Hundreds of resident physicians working for the city hospital system are holding rallies outside of their New York City Health + Hospitals workplace through the week to demand fair compensation for their work.
Resident physicians at H+H, who are represented by the Committee of Interns and Residents union, have been negotiating a new contract with the city since May 2023. So far, residents say they have felt disrespected by the mayor and the Office of Labor Relations throughout the process.
Because NY public employees cannot strike, residents are hosting brief unity breaks outside of hospitals in the H+H network, including Kings County Hospital, Coney Island Hospital and Woodhull Medical Center.
“Mayor Adams keeps saying he wants to make this city more liveable for average New Yorkers," said Dr. Shane Solger, a resident physician in his fourth year at Kings County Hospital. "Paying us, the residents, seems like it’s consistent with that message."
Pay Equity
Resident physicians across the city working for NYC H+H are the lowest paid residents in the city, according to CIR. Based on their last contract, which expired in 2021 and still applies until a new contract is agreed upon, a postgraduate year one resident makes $66,247. Residents haven’t received a raise since March 2020, and also work up to 80-hour weeks, according to CIR.
For an 80-hour work week assuming every vacation day is used, that comes out to $17.25 an hour for a first year resident, or $1.25 above the city’s minimum wage.
Residents working at New York Presbyterian Queens Hospital make $78,800 in their first year, a $12,553 difference between H+H first year residents.
On top of caring for patients, H+H residents often get saddled with non-physician work like drawing blood and coordinating patient transport, according to Dr. Salma Sadaf, a resident physician in her second year at Kings County Hospital.
“If there is a transport person who calls out, we roll the patients down. We take the patients to scans. We do phlebotomy jobs. Jobs that aren’t physician jobs,” said Sadaf in an interview with BK Reader.
Contract Negotiations
CIR is asking for a 4% yearly raise, an increase in personal days from two to three, a $5,000 housing allowance, an increase in the patient care trust fund, work-travel reimbursement and a ban on making pregnant residents work night shifts, among other things.
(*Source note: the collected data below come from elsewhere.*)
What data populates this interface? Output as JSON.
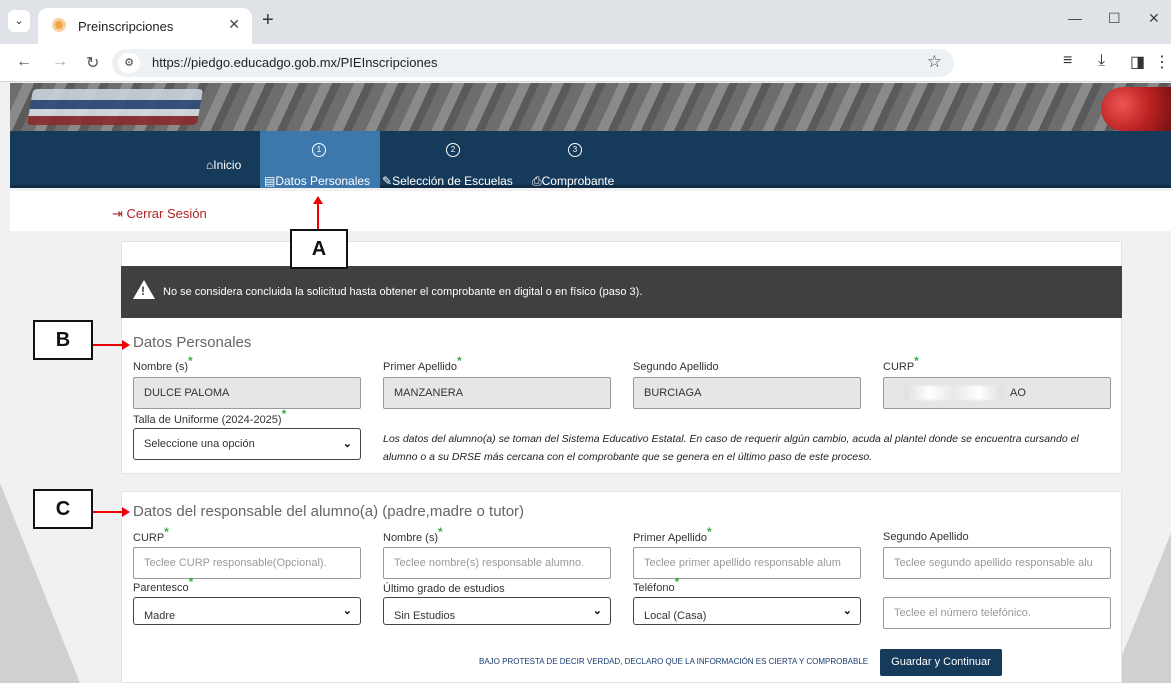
{
  "browser": {
    "tab_title": "Preinscripciones",
    "url": "https://piedgo.educadgo.gob.mx/PIEInscripciones"
  },
  "nav": {
    "home_label": "Inicio",
    "steps": [
      {
        "number": "1",
        "label": "Datos Personales"
      },
      {
        "number": "2",
        "label": "Selección de Escuelas"
      },
      {
        "number": "3",
        "label": "Comprobante"
      }
    ]
  },
  "logout_label": "Cerrar Sesión",
  "alert_text": "No se considera concluida la solicitud hasta obtener el comprobante en digital o en físico (paso 3).",
  "personal": {
    "title": "Datos Personales",
    "labels": {
      "nombre": "Nombre (s)",
      "primer_apellido": "Primer Apellido",
      "segundo_apellido": "Segundo Apellido",
      "curp": "CURP",
      "talla": "Talla de Uniforme (2024-2025)"
    },
    "values": {
      "nombre": "DULCE PALOMA",
      "primer_apellido": "MANZANERA",
      "segundo_apellido": "BURCIAGA",
      "curp_suffix": "AO",
      "talla": "Seleccione una opción"
    },
    "note": "Los datos del alumno(a) se toman del Sistema Educativo Estatal. En caso de requerir algún cambio, acuda al plantel donde se encuentra cursando el alumno o a su DRSE más cercana con el comprobante que se genera en el último paso de este proceso."
  },
  "responsible": {
    "title": "Datos del responsable del alumno(a) (padre,madre o tutor)",
    "labels": {
      "curp": "CURP",
      "nombre": "Nombre (s)",
      "primer_apellido": "Primer Apellido",
      "segundo_apellido": "Segundo Apellido",
      "parentesco": "Parentesco",
      "grado": "Último grado de estudios",
      "telefono": "Teléfono"
    },
    "placeholders": {
      "curp": "Teclee CURP responsable(Opcional).",
      "nombre": "Teclee nombre(s) responsable alumno.",
      "primer_apellido": "Teclee primer apellido responsable alum",
      "segundo_apellido": "Teclee segundo apellido responsable alu",
      "numero": "Teclee el número telefónico."
    },
    "selects": {
      "parentesco": "Madre",
      "grado": "Sin Estudios",
      "telefono": "Local (Casa)"
    }
  },
  "declaration": "BAJO PROTESTA DE DECIR VERDAD, DECLARO QUE LA INFORMACIÓN ES CIERTA Y COMPROBABLE",
  "save_label": "Guardar y Continuar",
  "callouts": {
    "a": "A",
    "b": "B",
    "c": "C"
  },
  "colors": {
    "navbar": "#163a5a",
    "active_step": "#3d78ad",
    "required": "#3cb043",
    "arrow": "#e00000"
  }
}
Throughout negotiations, the city has insisted on a 3% yearly raise, a pattern other unions agreed to, and have refused many of the core demands made by the residents.
“Unfortunately we’ve had to drop literally all of the things that we wanted because the city was unwilling to move on the bare minimum,” said Solger.
If OLR's suggestion of a 3% yearly raise is adopted, by 2025, residents would be making $5,000 less on average than residents at other private NYC hospitals in their first year. In their third year, that becomes $7,800. In their fifth year, the gap widens to $10,000 on average, according to Solger.
“In 2021, inflation was at 8%, 2022 it was similar rates. If they continue to give us the 3% hike, we would be getting poorer and poorer” said Sadaf.
“It’s just unthinkable that we’d be asking for a living wage from the mayor. They don’t understand or they don’t care. That’s what I think. It’s so frustrating.”
“Nobody’s going to stay back because we know how this whole system works. They’re going to lose out on all quality doctors and in the end our patients suffer,” said Sadaf.
The Office of Labor Relations did not respond to a request for comment.